I also had the same feelings with trying to get pregnant, even though each time it only took about two cycles (my body is very obvious with the ovulating). Same feelings of sorrow along with the guilt for feeling sad. And now that, even though I know it was Ok to do something permanent and my body couldn't do anymore, I still feel a little sad every month that it's not an option anymore. Blah.

Alison Wonderland said...

After I went off birth control and before I got pregnant with Isaac I felt the same way every month for the first 5 or 6 and then I felt relief and then at month 10 when I didn't get my period I was... not as excited as I could have been.

But when something bad happens you have the right to feel bad even if it's not the worst thing that could have happened.

Anonymous said...

Just because you have your feelings in perspective doesn't mean you're not free to feel them. Sorry you're not pregnant. Maybe next month. ;)

Interestingly, my periods since having #4 are very heavy for, like, two days and then nothing. Nothing. Kind of weird. Yeah, I took this post as license to compare periods. If not here, then where?

chercard said...

The older I get the heavier my periods get and the worse the cramping is. Hate them! I am done with having babies and I would not mind them removing this darn uterus (that served me well for 5 babies) but is now causing me all sorts of GRIEF!

Dorri said...

I'm so sorry. Rant and rave and what ever else you need to do, every woman has that right at least once a month (I hope!!). What you are describing is why I'm afraid to go off the pill. The only reason I take it any more is because I need the hormone, or my body does the crazy dance. But my dr said that maybe it's time to try going off it and the other things I'm on to keep my body working the way it is. But I'm scared that it's going to go back to what you described, and honestly I can't do it right now. Hope it gets lighter, easier, what every you are needing it to do right now.

Mormon Women: Who We Are said...
This comment has been removed by the author.
Mormon Women: Who We Are said...

You know I'm gonna say it:

I don't believe in comparing suffering.

But you know that.

The unknown is hard space. Faith is hard work. It shouldn't surprise us when we are reminded that it is hard to have it.
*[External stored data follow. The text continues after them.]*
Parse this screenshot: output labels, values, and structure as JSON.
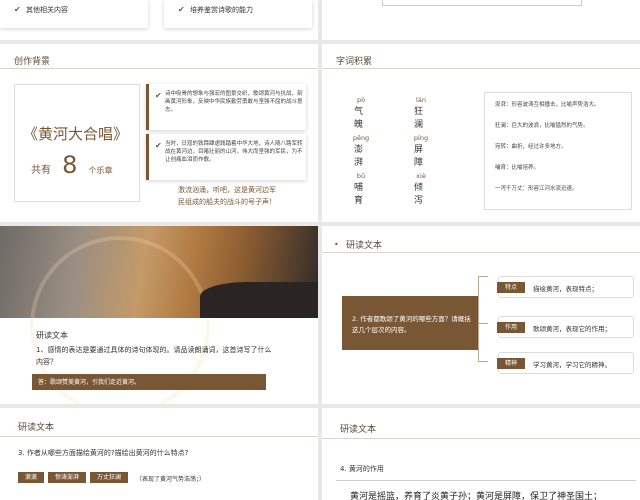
{
  "slide1": {
    "items": [
      "其他相关内容",
      "培养鉴赏诗歌的能力"
    ]
  },
  "slide2": {
    "title": "创作背景",
    "book_title": "《黄河大合唱》",
    "movements_prefix": "共有",
    "movements_count": "8",
    "movements_suffix": "个乐章",
    "point1": "诗中吸骨的想象与强宏的图景交织，歌颂黄河与抗战，刻画黄河形象，反映中华民族勤劳勇敢与坚强不屈的战斗意志。",
    "point2": "当时，日寇的铁蹄肆虐践踏着中华大地，诗人随八路军转战在黄河边，目睹壮丽的山河，伟大而坚强的军民，为不让创痛血泪而作歌。",
    "caption_line1": "激流汹涌，听吧，这是黄河边军",
    "caption_line2": "民组成的船夫的战斗的号子声！"
  },
  "slide3": {
    "title": "字词积累",
    "words": [
      {
        "pinyin": "pò",
        "word": "气 魄"
      },
      {
        "pinyin": "lán",
        "word": "狂 澜"
      },
      {
        "pinyin": "pēng",
        "word": "澎 湃"
      },
      {
        "pinyin": "píng",
        "word": "屏 障"
      },
      {
        "pinyin": "bǔ",
        "word": "哺 育"
      },
      {
        "pinyin": "xiè",
        "word": "倾 泻"
      }
    ],
    "definitions": [
      "澎湃：形容波涛互相撞击，比喻声势浩大。",
      "狂澜：巨大的波浪，比喻猛烈的气势。",
      "宛转：曲折，经过许多地方。",
      "哺育：比喻培养。",
      "一泻千万丈：形容江河水流迅速。"
    ]
  },
  "slide4": {
    "label": "研读文本",
    "question": "1、感情的表达是要通过具体的诗句体现的。请品读朗诵词，这首诗写了什么内容？",
    "answer": "答：歌颂赞美黄河，引我们走近黄河。"
  },
  "slide5": {
    "title": "研读文本",
    "center_q": "2. 作者都歌颂了黄河的哪些方面？请概括这几个层次的内容。",
    "rows": [
      {
        "tag": "特点",
        "text": "描绘黄河，表现特点；"
      },
      {
        "tag": "作用",
        "text": "歌颂黄河，表现它的作用；"
      },
      {
        "tag": "精神",
        "text": "学习黄河，学习它的精神。"
      }
    ]
  },
  "slide6": {
    "title": "研读文本",
    "question": "3. 作者从哪些方面描绘黄河的?描绘出黄河的什么特点?",
    "tags": [
      "滚滚",
      "惊涛澎湃",
      "万丈狂澜"
    ],
    "note": "（表现了黄河气势浩荡；）"
  },
  "slide7": {
    "title": "研读文本",
    "subtitle": "4. 黄河的作用",
    "text": "黄河是摇篮，养育了炎黄子孙；黄河是屏障，保卫了神圣国土；"
  },
  "colors": {
    "accent": "#7a5734",
    "background": "#eae8e6"
  }
}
Love you. Hope your day is wonderful tomorrow (er, today). You'll be in my thoughts.

michelle

Natalie said...

I had the EXACT experience with mirena before getting pregnant with my 4th. It took a while, but,eventually (as in several months later), it happened. I'm sorry, what a pain!

Cristy said...

Sorry Cheryl! The good thing is that most woman out there can sympathize! First of all, glad the IUD worked for you. I got pregnant on mine! Love my #3 all the same... anyway, I've gone through a lot of trial and error with things over the past year or so, and have found when coming of something with hormones, you are likely to bleed for a while. It stinks, but it's normal. I think you are probably just finally getting rid of the hormones. The good news is, now your body will adjust and can get pregnant. Just my thoughts. Hang in there!

Unknown said...

Just a tip my pharmacist husband gave me, take 800 mg ibuprofen every 8 hours during your whole period. It seriously cut my blood flow in half.....and think of all the fun you'll have "trying" again next month ;)

Love ya!

Cheryl said...

Cristy, you might be right! I never thought about that. But the idea that my body is cleaning house and getting rid of the hormones is a very nice thought to me. Thank you!

Unknown said...

I agree with Kimberly's tip on Ibuprofen, works like a charm!
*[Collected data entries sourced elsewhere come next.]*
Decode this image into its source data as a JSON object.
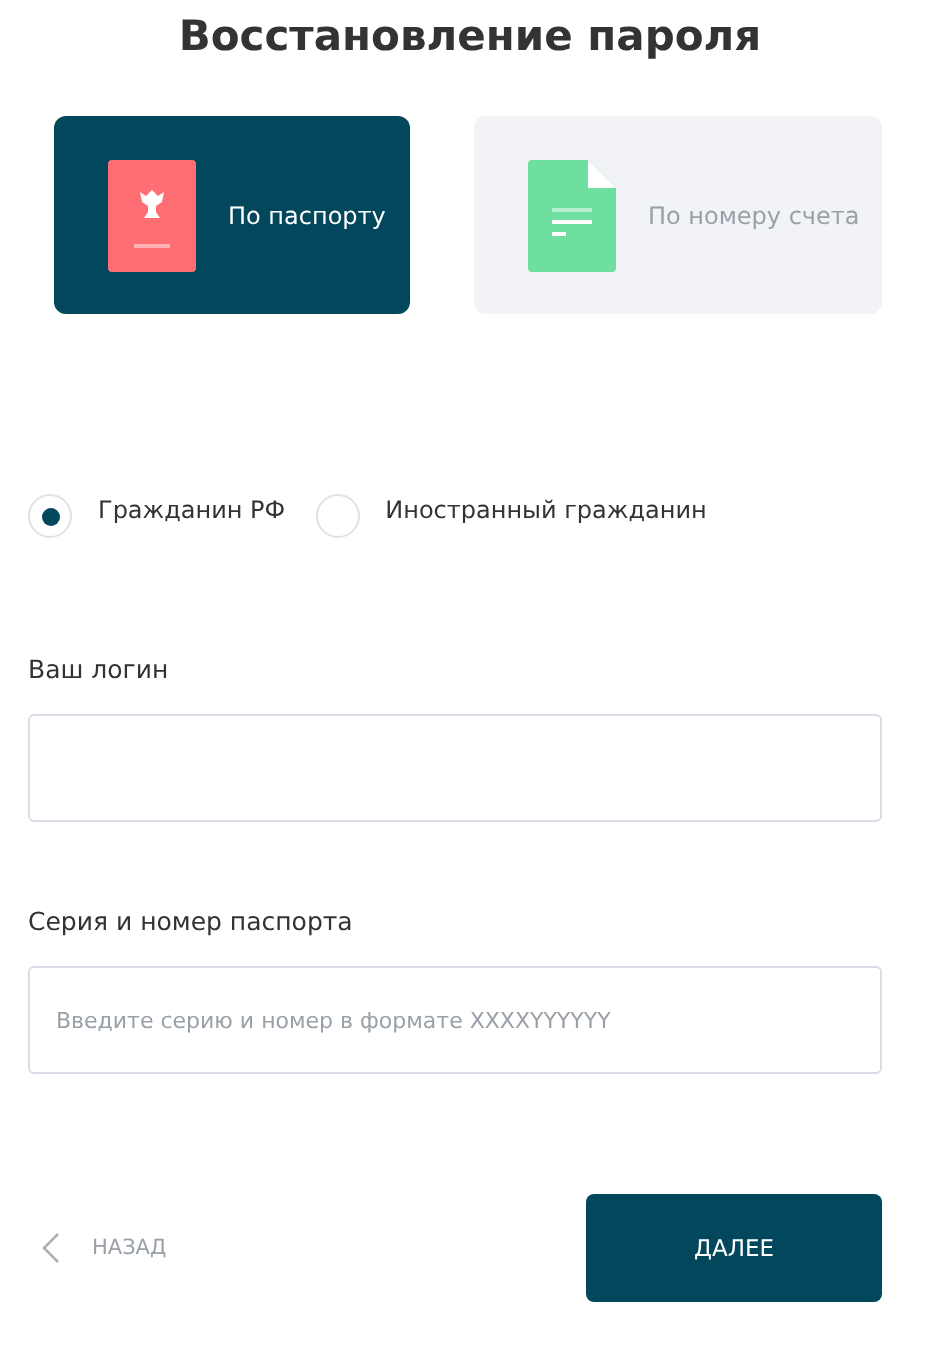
{
  "title": "Восстановление пароля",
  "methods": [
    {
      "label": "По паспорту",
      "kind": "passport",
      "selected": true
    },
    {
      "label": "По номеру счета",
      "kind": "document",
      "selected": false
    }
  ],
  "citizenship": [
    {
      "label": "Гражданин РФ",
      "selected": true
    },
    {
      "label": "Иностранный гражданин",
      "selected": false
    }
  ],
  "fields": [
    {
      "label": "Ваш логин"
    },
    {
      "label": "Серия и номер паспорта",
      "placeholder": "Введите серию и номер в формате XXXXYYYYYY"
    }
  ],
  "back_button": "НАЗАД",
  "next_button": "ДАЛЕЕ"
}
I think you are so lucky to have 5 kids. We can't even get one and it makes me sad, like I'm broken when we're doing everything "right". So when I read your post it made me excited for you but also gosh, you have 5! I just think be so grateful for what you do have and then if the Lord blesses you with more, that is wonderful!

Incidentally, if you have any, ahem, getting pregnant tips, please share!